I’ve been thinking about systems a lot lately.* I keep having moments of realization that we’re all just tiny, tiny parts in a complex system which we can never fully see nor comprehend. This leads to two opposite emotional reactions in me. One is a rabbit hole of doubt because I’m still processing its implications for the social impact work that I do. The other is a shiny ray of hope that helps me to be a creative day to day.
First, the Rabbit Hole
In one of the short stories that comprise his book Sum, David Eagleman compels us to imagine each human being as a cellular piece of an immense, godlike creature — the same way a cell in your body has a role and operates independently without any idea why or how it contributes to the body’s larger ecosystem. This made me think of the immune system: A macrophage sent to the site of a bacterial infection doesn’t know how the infection got there, nor how effective the overall effort is going. It just does its job, trades notes with its colleagues, and tries to discern from the body’s signals whether it should keep fighting or retire for the night. Auto-immune diseases occur when immune cells turn on the body itself, unable to distinguish between self and non-self. Do these rogues understand the harm they may unintentionally be inflicting as they go about their (to-them) natural routines and noble causes?
Who is to say whether we ourselves are helping or hurting in the grand scheme of things? There’s no simple way to assess it because we are inside it. We’d have to seek the outside help of an external being who exists on a much grander scale.
In a lot of ways, this fuels dismay. How can we have collective impact when we can’t even clearly see the bigger picture? When we start to see danger signs, how do we mobilize the entire ecosystem to react when we are one mere cog within the system? Even if we get traction, how do we know that our solution is best? After all, if we imagine all our body’s reactions as neutral, the fastest spreading ones are viruses and cancers.

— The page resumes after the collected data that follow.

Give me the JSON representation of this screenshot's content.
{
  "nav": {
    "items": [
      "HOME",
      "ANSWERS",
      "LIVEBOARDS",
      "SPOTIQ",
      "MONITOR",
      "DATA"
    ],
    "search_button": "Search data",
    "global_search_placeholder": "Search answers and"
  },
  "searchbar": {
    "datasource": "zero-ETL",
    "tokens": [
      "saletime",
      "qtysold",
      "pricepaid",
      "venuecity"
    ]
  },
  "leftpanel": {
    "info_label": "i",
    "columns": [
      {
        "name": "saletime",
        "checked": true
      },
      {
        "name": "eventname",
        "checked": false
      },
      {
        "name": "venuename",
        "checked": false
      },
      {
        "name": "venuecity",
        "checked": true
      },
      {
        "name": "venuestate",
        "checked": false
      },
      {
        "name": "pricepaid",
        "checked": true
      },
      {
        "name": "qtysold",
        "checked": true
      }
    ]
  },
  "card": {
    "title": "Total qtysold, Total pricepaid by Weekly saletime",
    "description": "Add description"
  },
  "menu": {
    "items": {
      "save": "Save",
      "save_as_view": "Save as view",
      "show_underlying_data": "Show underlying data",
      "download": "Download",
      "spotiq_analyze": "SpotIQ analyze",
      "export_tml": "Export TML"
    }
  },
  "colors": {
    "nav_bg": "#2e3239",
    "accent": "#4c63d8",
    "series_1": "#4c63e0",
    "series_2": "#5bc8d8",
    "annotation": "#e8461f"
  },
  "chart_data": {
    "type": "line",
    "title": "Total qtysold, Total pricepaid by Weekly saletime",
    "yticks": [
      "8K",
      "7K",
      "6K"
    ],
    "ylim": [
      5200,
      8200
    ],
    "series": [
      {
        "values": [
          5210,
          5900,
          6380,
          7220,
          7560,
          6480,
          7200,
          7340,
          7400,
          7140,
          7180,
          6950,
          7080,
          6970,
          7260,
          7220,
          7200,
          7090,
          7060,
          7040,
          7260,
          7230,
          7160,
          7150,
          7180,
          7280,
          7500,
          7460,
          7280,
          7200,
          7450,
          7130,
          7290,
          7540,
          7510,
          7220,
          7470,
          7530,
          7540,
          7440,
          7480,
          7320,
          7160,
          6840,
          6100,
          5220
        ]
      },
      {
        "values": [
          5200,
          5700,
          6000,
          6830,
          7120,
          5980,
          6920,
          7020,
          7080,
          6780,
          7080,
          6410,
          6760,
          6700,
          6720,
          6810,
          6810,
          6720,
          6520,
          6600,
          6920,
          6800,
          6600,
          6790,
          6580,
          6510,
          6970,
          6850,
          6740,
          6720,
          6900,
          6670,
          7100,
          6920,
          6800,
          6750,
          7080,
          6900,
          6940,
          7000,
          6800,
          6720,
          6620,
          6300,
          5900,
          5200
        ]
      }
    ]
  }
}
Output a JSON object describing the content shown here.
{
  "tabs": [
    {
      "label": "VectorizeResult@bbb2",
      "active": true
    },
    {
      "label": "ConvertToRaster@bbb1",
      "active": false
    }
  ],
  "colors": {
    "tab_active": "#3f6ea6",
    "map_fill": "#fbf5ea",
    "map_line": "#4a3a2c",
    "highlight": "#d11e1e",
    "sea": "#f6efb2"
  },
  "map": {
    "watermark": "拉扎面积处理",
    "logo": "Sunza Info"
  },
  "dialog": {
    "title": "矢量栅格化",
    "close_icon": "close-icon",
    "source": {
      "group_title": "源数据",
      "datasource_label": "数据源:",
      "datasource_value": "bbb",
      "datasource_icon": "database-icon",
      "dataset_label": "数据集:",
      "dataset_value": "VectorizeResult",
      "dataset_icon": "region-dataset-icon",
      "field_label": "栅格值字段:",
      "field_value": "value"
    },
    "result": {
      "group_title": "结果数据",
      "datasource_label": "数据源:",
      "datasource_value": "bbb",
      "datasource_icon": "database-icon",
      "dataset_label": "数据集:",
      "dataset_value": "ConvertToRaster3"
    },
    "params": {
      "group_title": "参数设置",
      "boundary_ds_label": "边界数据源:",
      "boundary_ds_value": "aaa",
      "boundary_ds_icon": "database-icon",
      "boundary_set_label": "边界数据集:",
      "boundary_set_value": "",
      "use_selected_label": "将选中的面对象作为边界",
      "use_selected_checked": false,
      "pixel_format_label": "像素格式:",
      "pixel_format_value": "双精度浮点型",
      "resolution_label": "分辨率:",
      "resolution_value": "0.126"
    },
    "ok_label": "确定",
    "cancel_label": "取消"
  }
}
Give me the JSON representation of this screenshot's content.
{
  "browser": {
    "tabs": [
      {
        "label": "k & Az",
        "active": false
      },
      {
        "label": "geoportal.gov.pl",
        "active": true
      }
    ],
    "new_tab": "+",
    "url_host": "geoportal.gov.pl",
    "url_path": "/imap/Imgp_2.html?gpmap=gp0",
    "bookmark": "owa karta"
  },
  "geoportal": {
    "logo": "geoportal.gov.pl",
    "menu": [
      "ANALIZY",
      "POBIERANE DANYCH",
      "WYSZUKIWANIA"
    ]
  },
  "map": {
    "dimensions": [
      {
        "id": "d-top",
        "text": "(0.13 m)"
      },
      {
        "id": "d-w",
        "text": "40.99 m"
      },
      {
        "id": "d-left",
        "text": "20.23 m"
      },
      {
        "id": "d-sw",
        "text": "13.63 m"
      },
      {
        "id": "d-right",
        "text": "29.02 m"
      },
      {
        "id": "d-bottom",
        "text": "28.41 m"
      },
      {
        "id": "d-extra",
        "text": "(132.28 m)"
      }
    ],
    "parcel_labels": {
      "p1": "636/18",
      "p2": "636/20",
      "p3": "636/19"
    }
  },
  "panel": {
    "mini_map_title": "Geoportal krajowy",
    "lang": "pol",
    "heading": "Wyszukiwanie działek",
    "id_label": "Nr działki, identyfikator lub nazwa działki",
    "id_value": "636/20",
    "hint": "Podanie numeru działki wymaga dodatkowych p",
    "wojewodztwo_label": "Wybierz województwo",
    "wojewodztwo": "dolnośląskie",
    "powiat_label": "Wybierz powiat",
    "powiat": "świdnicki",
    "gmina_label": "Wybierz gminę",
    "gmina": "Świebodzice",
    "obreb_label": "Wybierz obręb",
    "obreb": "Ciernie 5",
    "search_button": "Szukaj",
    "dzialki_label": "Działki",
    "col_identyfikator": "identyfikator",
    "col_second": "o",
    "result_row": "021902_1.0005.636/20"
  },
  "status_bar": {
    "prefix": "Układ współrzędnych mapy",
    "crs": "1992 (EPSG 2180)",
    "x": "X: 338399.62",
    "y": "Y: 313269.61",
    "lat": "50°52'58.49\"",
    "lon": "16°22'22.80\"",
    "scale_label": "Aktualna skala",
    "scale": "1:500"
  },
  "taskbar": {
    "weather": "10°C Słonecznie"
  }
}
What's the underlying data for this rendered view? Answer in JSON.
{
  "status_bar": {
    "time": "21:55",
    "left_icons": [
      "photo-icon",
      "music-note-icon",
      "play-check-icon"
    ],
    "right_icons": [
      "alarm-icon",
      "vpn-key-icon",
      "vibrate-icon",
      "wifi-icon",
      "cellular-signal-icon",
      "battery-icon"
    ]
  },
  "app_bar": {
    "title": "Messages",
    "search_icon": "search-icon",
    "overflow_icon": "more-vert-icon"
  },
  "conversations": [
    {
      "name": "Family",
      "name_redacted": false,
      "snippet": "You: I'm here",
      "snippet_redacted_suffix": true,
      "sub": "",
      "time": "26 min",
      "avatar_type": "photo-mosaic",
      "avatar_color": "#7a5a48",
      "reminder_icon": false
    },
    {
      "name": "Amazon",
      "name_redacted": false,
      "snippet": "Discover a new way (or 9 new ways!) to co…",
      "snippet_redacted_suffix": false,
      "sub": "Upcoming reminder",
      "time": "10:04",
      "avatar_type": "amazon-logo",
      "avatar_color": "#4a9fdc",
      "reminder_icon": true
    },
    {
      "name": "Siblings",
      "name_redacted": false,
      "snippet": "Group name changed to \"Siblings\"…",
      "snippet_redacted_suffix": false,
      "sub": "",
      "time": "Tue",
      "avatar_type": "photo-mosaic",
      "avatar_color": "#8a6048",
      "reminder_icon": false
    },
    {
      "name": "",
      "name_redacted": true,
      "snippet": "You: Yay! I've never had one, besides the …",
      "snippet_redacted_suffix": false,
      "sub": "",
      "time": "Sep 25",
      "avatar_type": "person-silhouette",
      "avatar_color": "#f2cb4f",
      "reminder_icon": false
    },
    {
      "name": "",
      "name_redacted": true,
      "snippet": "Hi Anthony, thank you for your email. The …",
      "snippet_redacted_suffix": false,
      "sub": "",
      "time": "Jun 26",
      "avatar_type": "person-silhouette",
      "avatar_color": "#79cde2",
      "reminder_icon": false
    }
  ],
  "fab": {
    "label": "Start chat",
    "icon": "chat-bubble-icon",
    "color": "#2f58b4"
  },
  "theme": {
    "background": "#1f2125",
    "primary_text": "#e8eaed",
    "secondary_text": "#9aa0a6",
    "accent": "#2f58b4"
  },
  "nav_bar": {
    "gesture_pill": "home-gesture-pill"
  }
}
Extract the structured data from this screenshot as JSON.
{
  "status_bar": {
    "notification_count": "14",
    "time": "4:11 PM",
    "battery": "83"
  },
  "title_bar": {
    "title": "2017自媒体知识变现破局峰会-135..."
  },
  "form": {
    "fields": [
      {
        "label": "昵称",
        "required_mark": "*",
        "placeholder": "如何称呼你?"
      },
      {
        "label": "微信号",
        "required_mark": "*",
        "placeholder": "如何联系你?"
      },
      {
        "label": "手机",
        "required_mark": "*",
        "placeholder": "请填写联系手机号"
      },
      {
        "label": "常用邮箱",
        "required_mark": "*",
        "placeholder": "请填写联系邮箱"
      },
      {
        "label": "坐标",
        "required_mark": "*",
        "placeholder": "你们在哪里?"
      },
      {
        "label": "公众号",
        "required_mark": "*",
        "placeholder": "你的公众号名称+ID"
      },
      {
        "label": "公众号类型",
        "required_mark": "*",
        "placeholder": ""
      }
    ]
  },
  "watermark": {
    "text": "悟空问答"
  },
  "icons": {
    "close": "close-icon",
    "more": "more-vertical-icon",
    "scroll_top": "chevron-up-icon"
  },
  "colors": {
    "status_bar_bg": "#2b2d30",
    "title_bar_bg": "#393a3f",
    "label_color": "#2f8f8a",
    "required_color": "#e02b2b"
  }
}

Now, the Small Yet Shiny Ray of Hope
Let’s shift angles and tackle this idea from a different perspective — from the perspective of an artist.
One of the pre-dominant messages of our culture and the day and age in which we live is that: You are special. You are unique. The contribution you have to give to this world can only be made by your hand, your voice, and the distinct circumstances that have led you here right now to today.
It’s easy to conflate this rhetoric with the idea that our messages also needs to be unique, original, distinct — never heard before and won’t exist if we don’t put it out into the world ourselves. On one level, this can be a great motivator for someone to get her work out in the world. I have a responsibility to tell my story, dammit.
But it’s dangerous, too. That feeling of reading an already-published article that contains the same sentiments of one that’s been hiding out in your drafts folder? That feeling of seeing a comic in your Tumblr feed that shows beautifully what you have been trying and failing to draw for months? That feeling can start to preempt any future attempts at creating and publishing. The pressure to find something unique to say can be paralyzing. And you start to think…maybe you are not a unique snowflake after all.
Well, you are a unique snowflake, my dear.
But you’re also a part of a much larger system, and that system requires redundancies.
If we think back to the immune system: there are many macrophages in the body all tasked with the same job. Some need to be sent up to the throat, and some need to be sent down to the gut. All are unique, all are important, all have jobs to do.
The same is true of an artist or a creative. Someone else is probably creating some version of the same blogpost you are writing, the same song you are composing, the same painting you are drawing, the same joke you are crafting, the same movement you are dancing. And maybe that’s because the prime core of your artwork needs to be seen, heard, and experienced…not just by a small group of people but by the whole ecosystem. To ensure that the message spreads, the system has built in some redundancies. Which is why I feel compelled to write about this topic at the same time that everyone else seems to be fascinated with the same. So that those people in my immediate circle and in my zone of influence can hear this particular message.
That redundancy is freeing. Being a cog in the system is freeing. I don’t have to worry about trying to orchestrate something I have no control over. Once I stop that energy drain of worry, I can focus on the task at hand. I just have to do my work and trust the resiliency of the systems in play that if I am doing something that’s causing more harm than good, then the body will course-correct in time.
We all have our own small roles to play in the grand scheme of things.
* I haven’t dug into the science of systems yet. I’m looking forward to reading Sarah Brooks’s forthcoming book chapter about “designing for systems,” which sounds like a good introduction into that kind of thinking.